06.06.2026 — 30.09.2026
Basel

Tobias Kaspar (né en 1984 à Bâle, en Suisse) vit et travaille entre Zurich et Riga, ainsi qu’à Mesocco (Suisse) et Salacgrīva (Lettonie), où il dirige The Estate — deux résidences d’artistes et espaces d’exposition qui prolongent son intérêt pour les infrastructures artistiques et les conditions sociales de la production culturelle.

 

La pratique de Kaspar considère la production artistique elle-même comme un matériau. Depuis près de vingt ans, il examine les systèmes à travers lesquels la valeur, l’auteurité, l’ambition et la signification culturelle sont produites, diffusées et mises en scène, en travaillant à travers la photographie, le textile, l’installation, l’édition, la mode et la conception d’expositions. En faisant régulièrement des mécanismes de la production culturelle le sujet même de ses œuvres, Kaspar a développé une pratique d’une cohérence et d’une ampleur remarquables. Comme l’a observé le romancier Leif Randt, l’œuvre emblématique de Tobias Kaspar — celle qui définirait son image et le précéderait comme un quasi-cliché — n’existe pas encore.
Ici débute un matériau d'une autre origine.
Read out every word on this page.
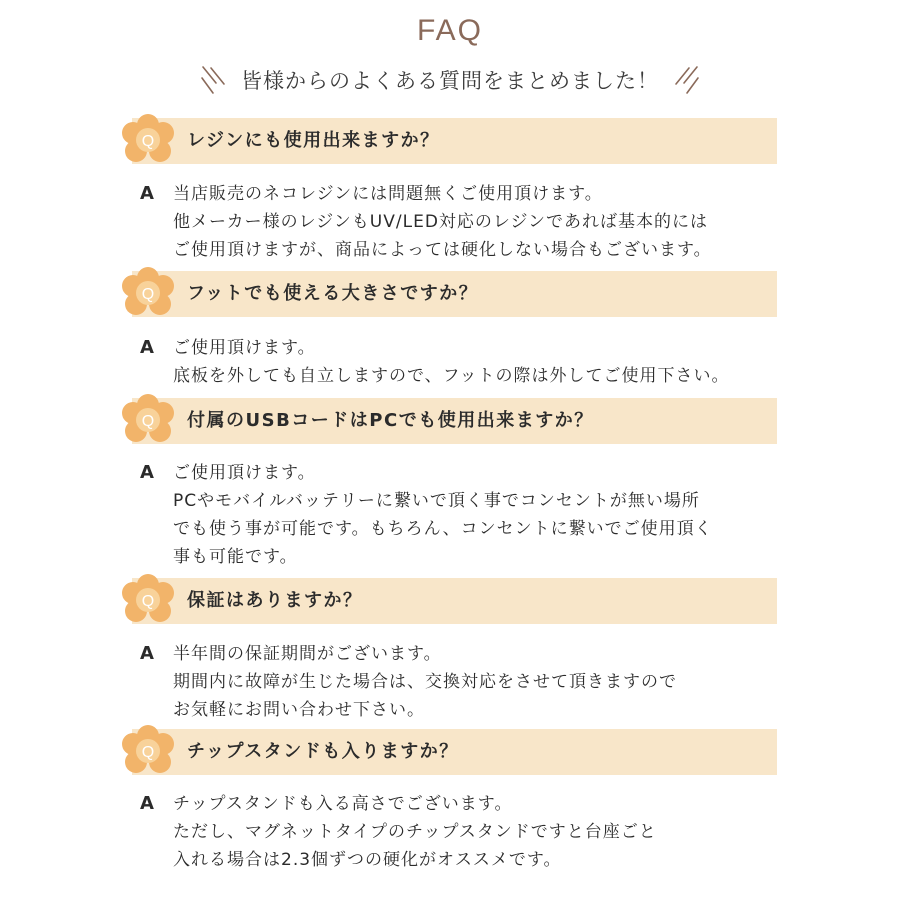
FAQ
皆様からのよくある質問をまとめました！
Q レジンにも使用出来ますか？
A 当店販売のネコレジンには問題無くご使用頂けます。
他メーカー様のレジンもUV/LED対応のレジンであれば基本的には
ご使用頂けますが、商品によっては硬化しない場合もございます。
Q フットでも使える大きさですか？
A ご使用頂けます。
底板を外しても自立しますので、フットの際は外してご使用下さい。
Q 付属のUSBコードはPCでも使用出来ますか？
A ご使用頂けます。
PCやモバイルバッテリーに繋いで頂く事でコンセントが無い場所
でも使う事が可能です。もちろん、コンセントに繋いでご使用頂く
事も可能です。
Q 保証はありますか？
A 半年間の保証期間がございます。
期間内に故障が生じた場合は、交換対応をさせて頂きますので
お気軽にお問い合わせ下さい。
Q チップスタンドも入りますか？
A チップスタンドも入る高さでございます。
ただし、マグネットタイプのチップスタンドですと台座ごと
入れる場合は2.3個ずつの硬化がオススメです。
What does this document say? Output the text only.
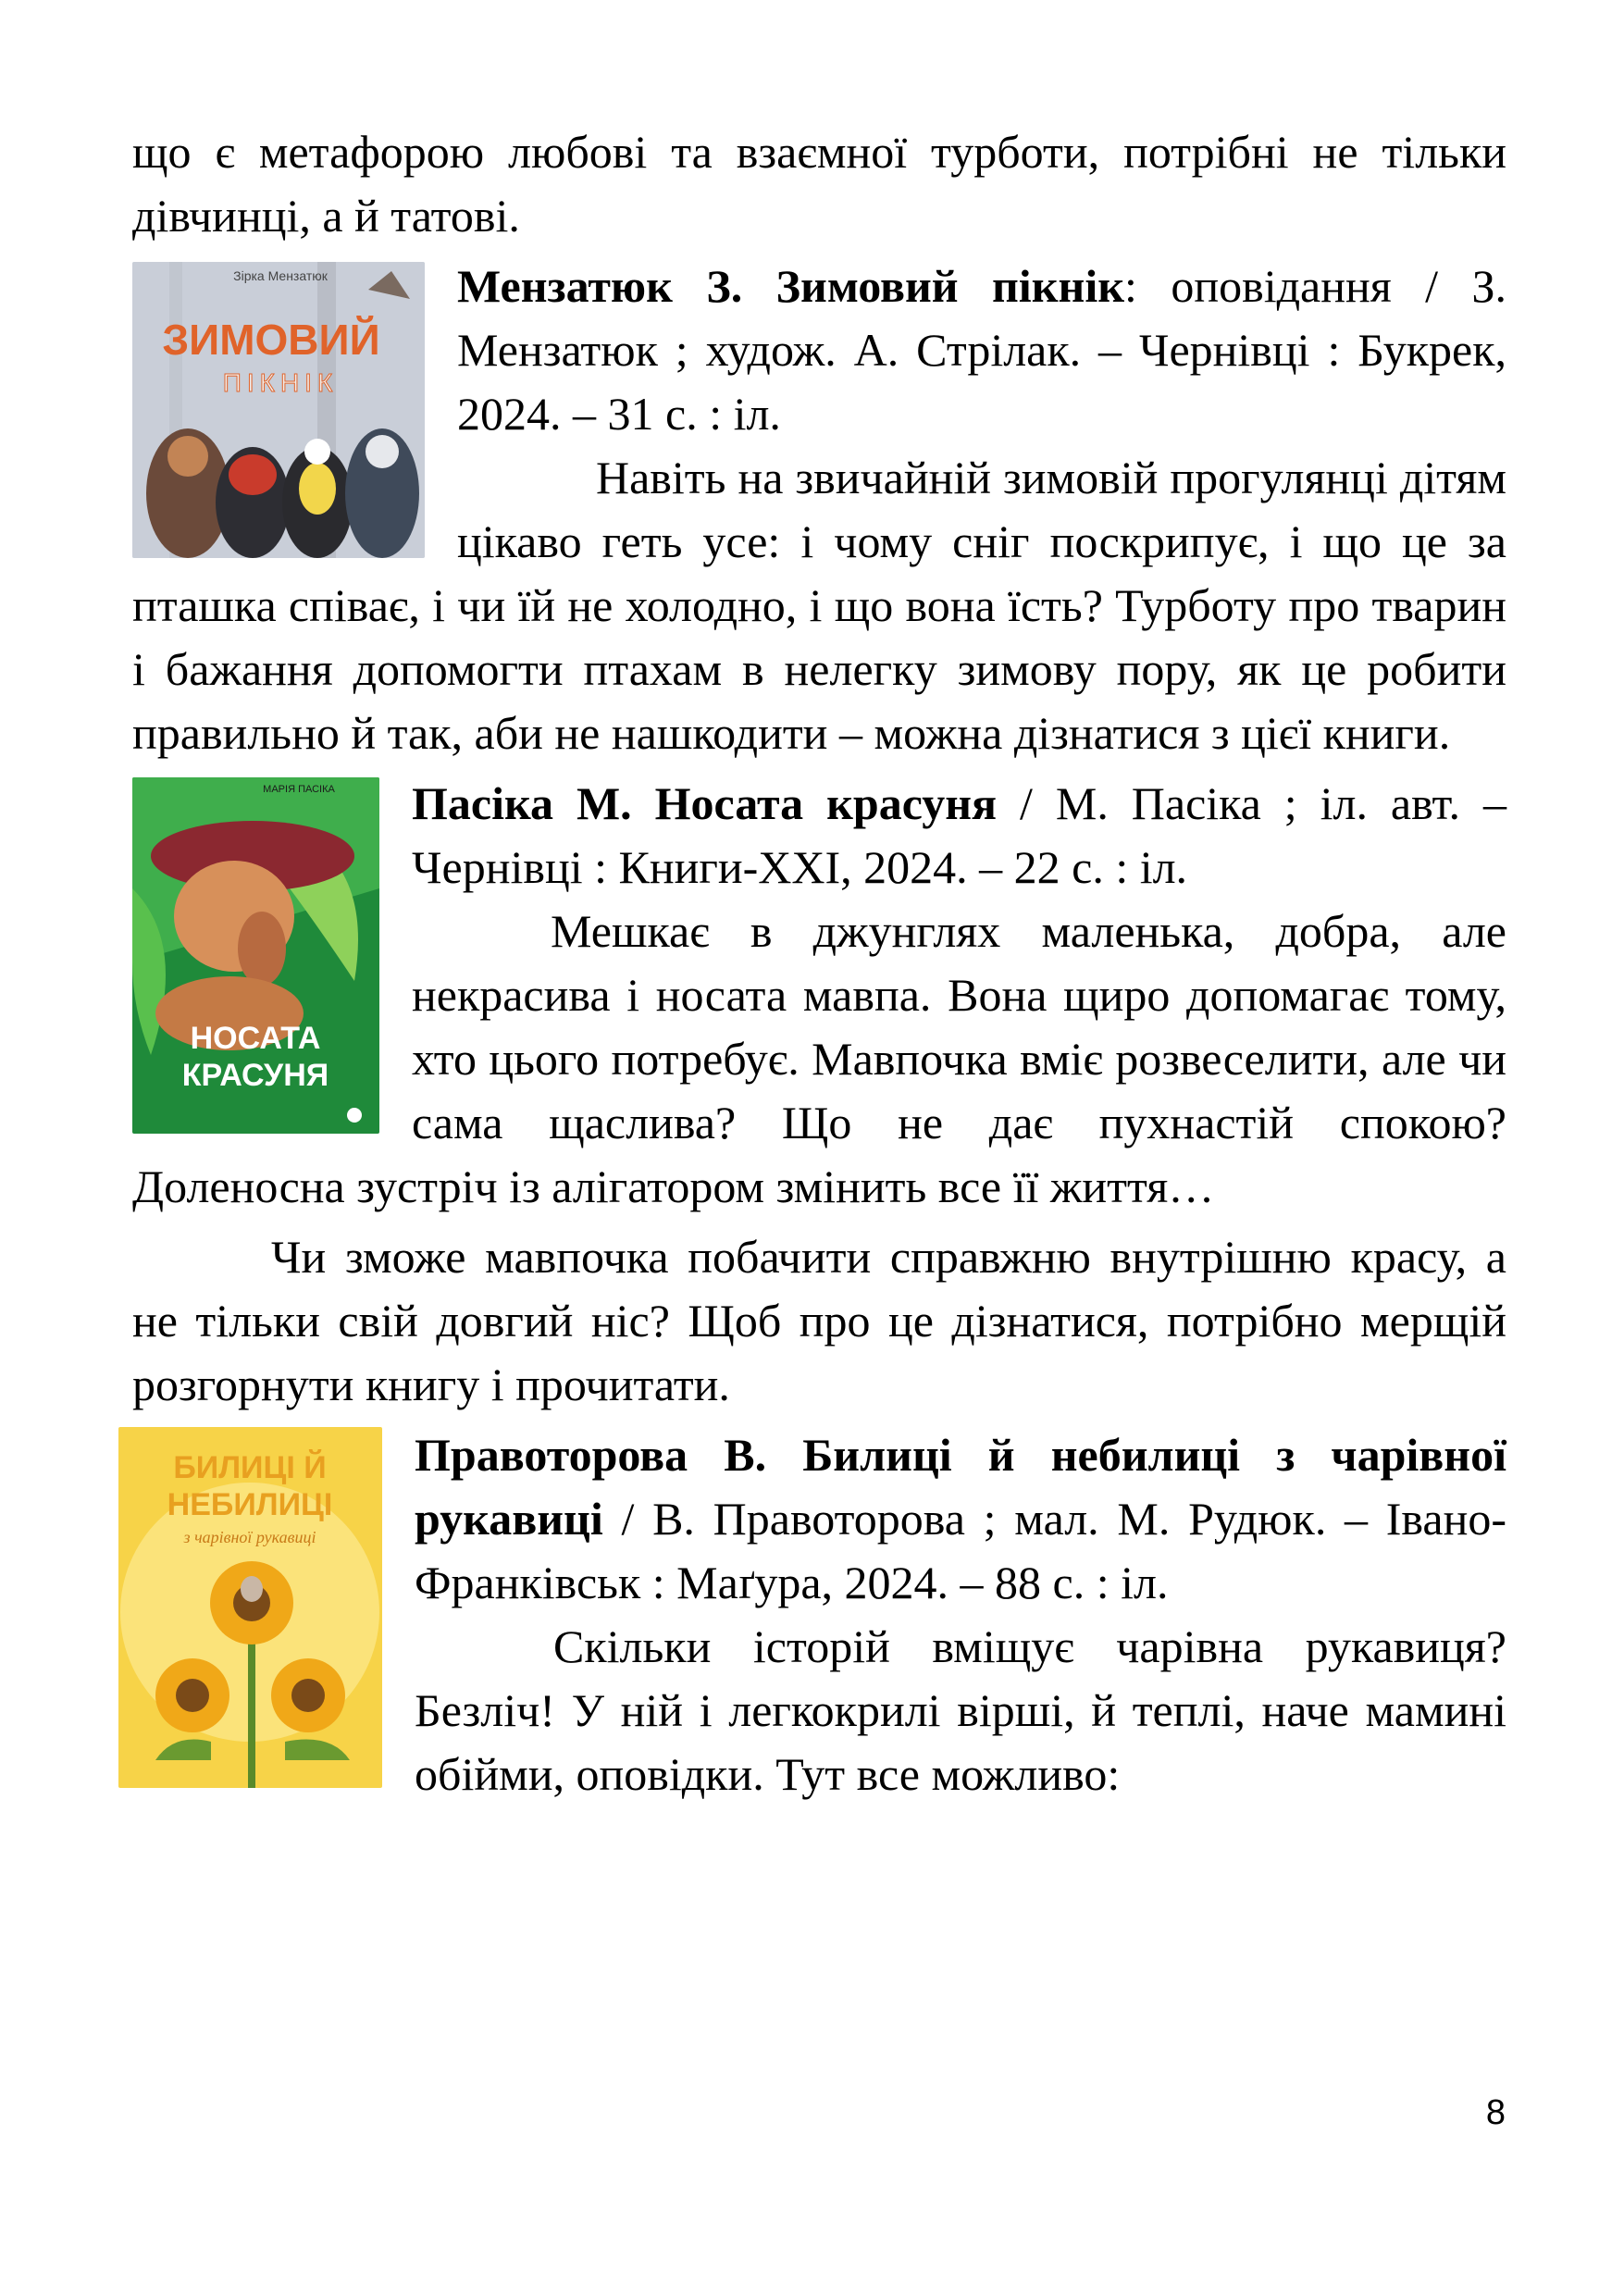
що є метафорою любові та взаємної турботи, потрібні не тільки дівчинці, а й татові.

Зірка Мензатюк
ЗИМОВИЙ
ПІКНІК

Мензатюк З. Зимовий пікнік: оповідання / З. Мензатюк ; худож. А. Стрілак. – Чернівці : Букрек, 2024. – 31 с. : іл.

Навіть на звичайній зимовій прогулянці дітям цікаво геть усе: і чому сніг поскрипує, і що це за пташка співає, і чи їй не холодно, і що вона їсть? Турботу про тварин і бажання допомогти птахам в нелегку зимову пору, як це робити правильно й так, аби не нашкодити – можна дізнатися з цієї книги.

МАРІЯ ПАСІКА
НОСАТА
КРАСУНЯ

Пасіка М. Носата красуня / М. Пасіка ; іл. авт. – Чернівці : Книги-ХХІ, 2024. – 22 с. : іл.

Мешкає в джунглях маленька, добра, але некрасива і носата мавпа. Вона щиро допомагає тому, хто цього потребує. Мавпочка вміє розвеселити, але чи сама щаслива? Що не дає пухнастій спокою? Доленосна зустріч із алігатором змінить все її життя…

Чи зможе мавпочка побачити справжню внутрішню красу, а не тільки свій довгий ніс? Щоб про це дізнатися, потрібно мерщій розгорнути книгу і прочитати.

БИЛИЦІ Й
НЕБИЛИЦІ
з чарівної рукавиці

Правоторова В. Билиці й небилиці з чарівної рукавиці / В. Правоторова ; мал. М. Рудюк. – Івано-Франківськ : Маґура, 2024. – 88 с. : іл.

Скільки історій вміщує чарівна рукавиця? Безліч! У ній і легкокрилі вірші, й теплі, наче мамині обійми, оповідки. Тут все можливо:

8
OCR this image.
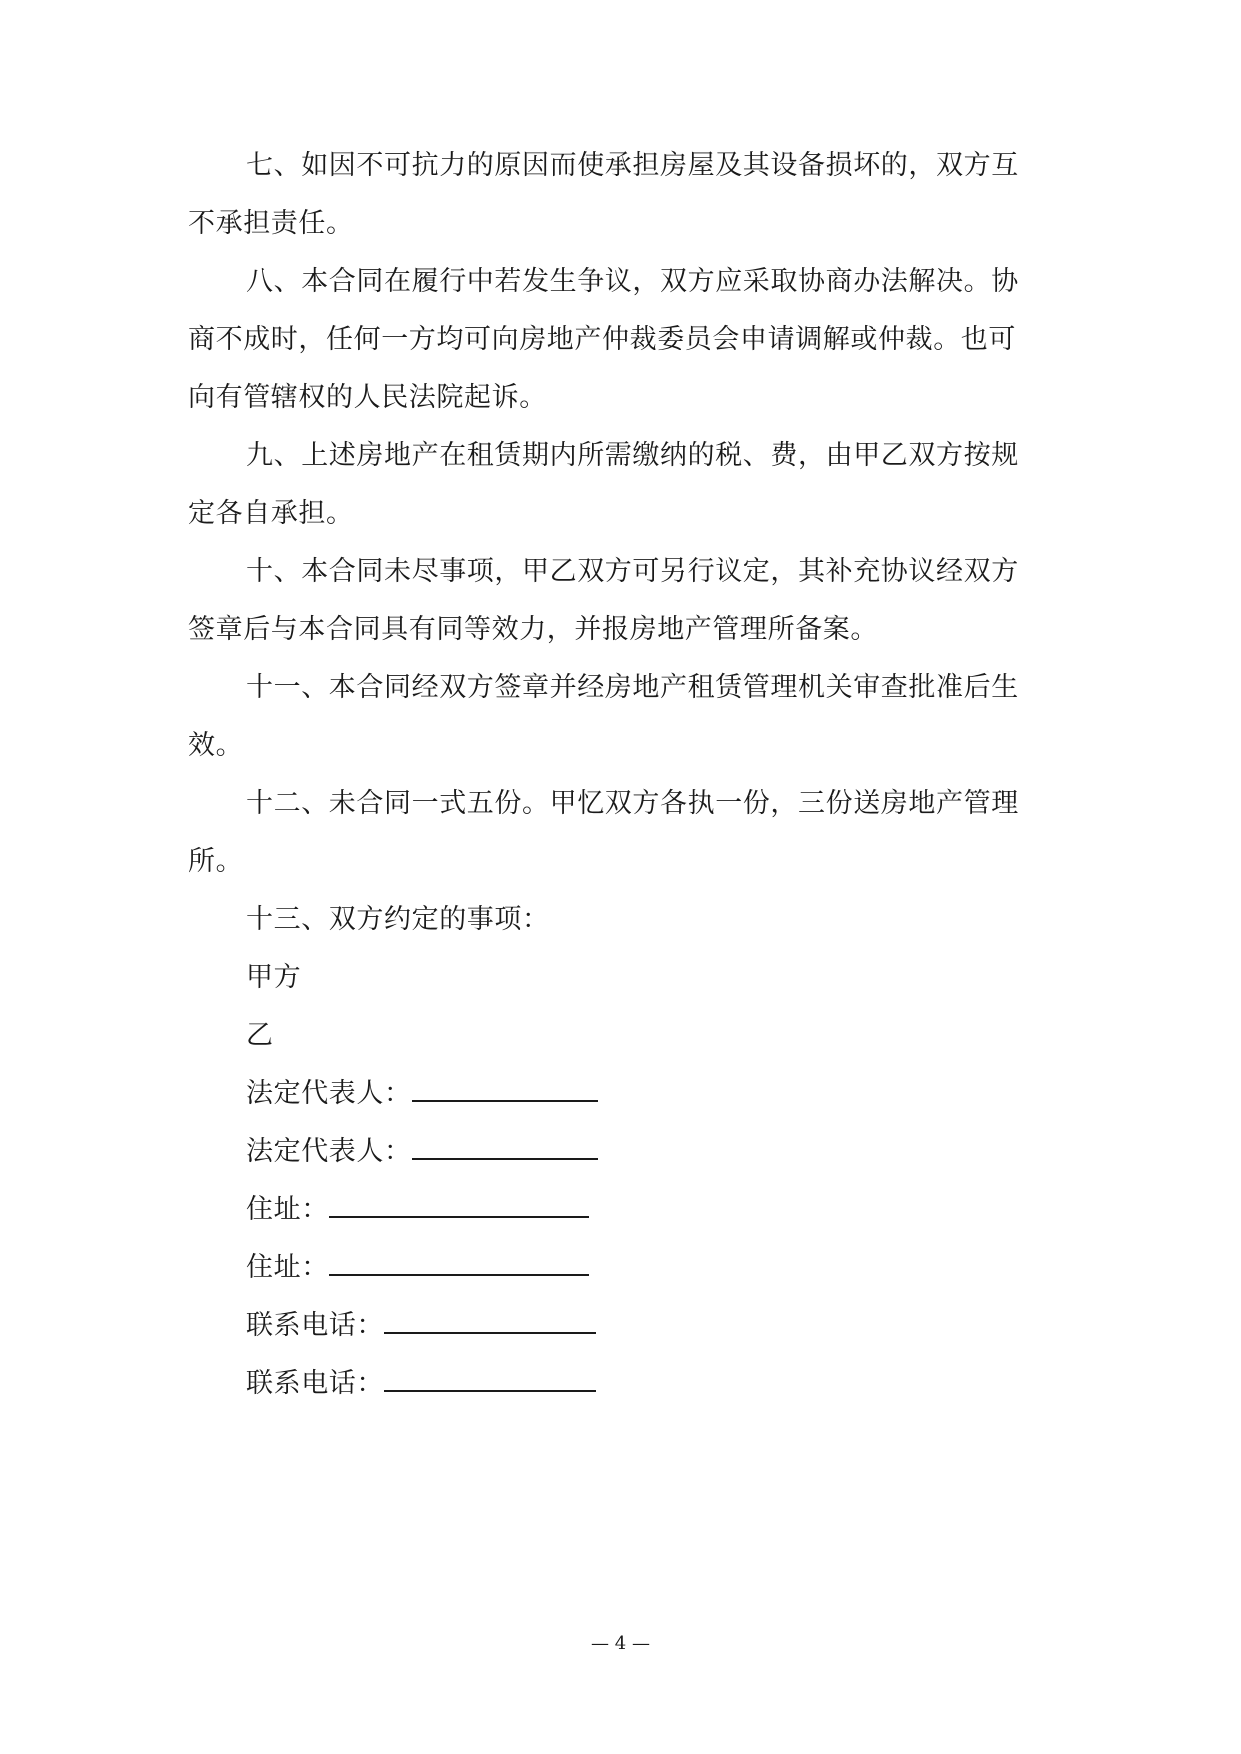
七、如因不可抗力的原因而使承担房屋及其设备损坏的，双方互
不承担责任。
八、本合同在履行中若发生争议，双方应采取协商办法解决。协
商不成时，任何一方均可向房地产仲裁委员会申请调解或仲裁。也可
向有管辖权的人民法院起诉。
九、上述房地产在租赁期内所需缴纳的税、费，由甲乙双方按规
定各自承担。
十、本合同未尽事项，甲乙双方可另行议定，其补充协议经双方
签章后与本合同具有同等效力，并报房地产管理所备案。
十一、本合同经双方签章并经房地产租赁管理机关审查批准后生
效。
十二、未合同一式五份。甲忆双方各执一份，三份送房地产管理
所。
十三、双方约定的事项：
甲方
乙
法定代表人：
法定代表人：
住址：
住址：
联系电话：
联系电话：
— 4 —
Cette absence n’est pas un manque : elle constitue la condition même d’une pratique qui s’est volontairement maintenue ouverte.

 

Kaspar a étudié à la Hochschule für bildende Künste Hamburg (2005–2011) ainsi qu’à la Städelschule Frankfurt (2009–2010). Il a reçu le Swiss Art Award en 2010 puis en 2015. Il s’est d’abord fait connaître grâce à Lumpy Blue Sweater (2010), une œuvre initialement présentée sous la forme d’un pull accompagné d’un livret sur un marché aux puces de Tbilissi, avant d’évoluer vers une installation plus vaste intégrant photographie et imprimés. Depuis lors, il n’a cessé d’élargir la pratique artistique au-delà des formats conventionnels. En 2009, il a cofondé PROVENCE, un magazine indépendant, une maison d’édition et une agence. En 2012, il a lancé sa propre ligne de jeans. En 2016, il a transformé les Cinecittà Film Studios à Rome en un environnement d’exposition ouvert 24 heures sur 24 intitulé The Street. En 2018, il a présenté Independence à la Kunsthalle Bern, une exposition restée anonyme jusqu’à sa clôture. Pendant plusieurs années, il a également envoyé des acteurs dans des écoles d’art et des institutions pour donner des conférences sur son travail à sa place.

 

À travers des projets tels que Bodies in the Backdrop, Biography Collection, Personal Shopper, Rented Life et The Japan Collection, Kaspar explore la circulation des images, des vêtements, du travail, de l’identité et des aspirations. Dans Rented Life, des collectionneurs s’engageaient contractuellement à cofinancer les frais de vie de l’artiste — chaque dépense individuelle, de l’assurance maladie aux trajets en Uber, étant vendue sous forme de lot — et recevaient en échange des œuvres et des produits dérivés. Plus récemment, ces questionnements se sont incarnés dans la série en cours des Reflector Paintings, des œuvres textiles dont les surfaces oscillent entre apparition et disparition selon la lumière, le mouvement et le flash photographique.

 

Son travail a été exposé à l’international dans des institutions telles que Artists Space à New York, Hamburger Bahnhof à Berlin, Kunsthalle Basel, la Kunsthalle Bern, Midway Contemporary Art, MAMCO Genève, Museum of Modern Art Warsaw, Astrup Fearnley Museet, Foundry Seoul, MadeIn Art Museum, CAFAM et Migros Museum für Gegenwartskunst.

 

Ses œuvres figurent dans des collections publiques telles que la Bundeskunstsammlung, MASI Lugano, Kunstmuseum Bern, MAMCO Genève, Kunsthaus Zürich, le Migros Museum für Gegenwartskunst et la Öffentliche Kunstsammlung Basel.

 

Son travail a également été commenté dans des publications telles que Artforum, Frieze, Texte zur Kunst, Mousse, Flash Art, Vogue Italia, Vogue US et Harper’s Bazaar.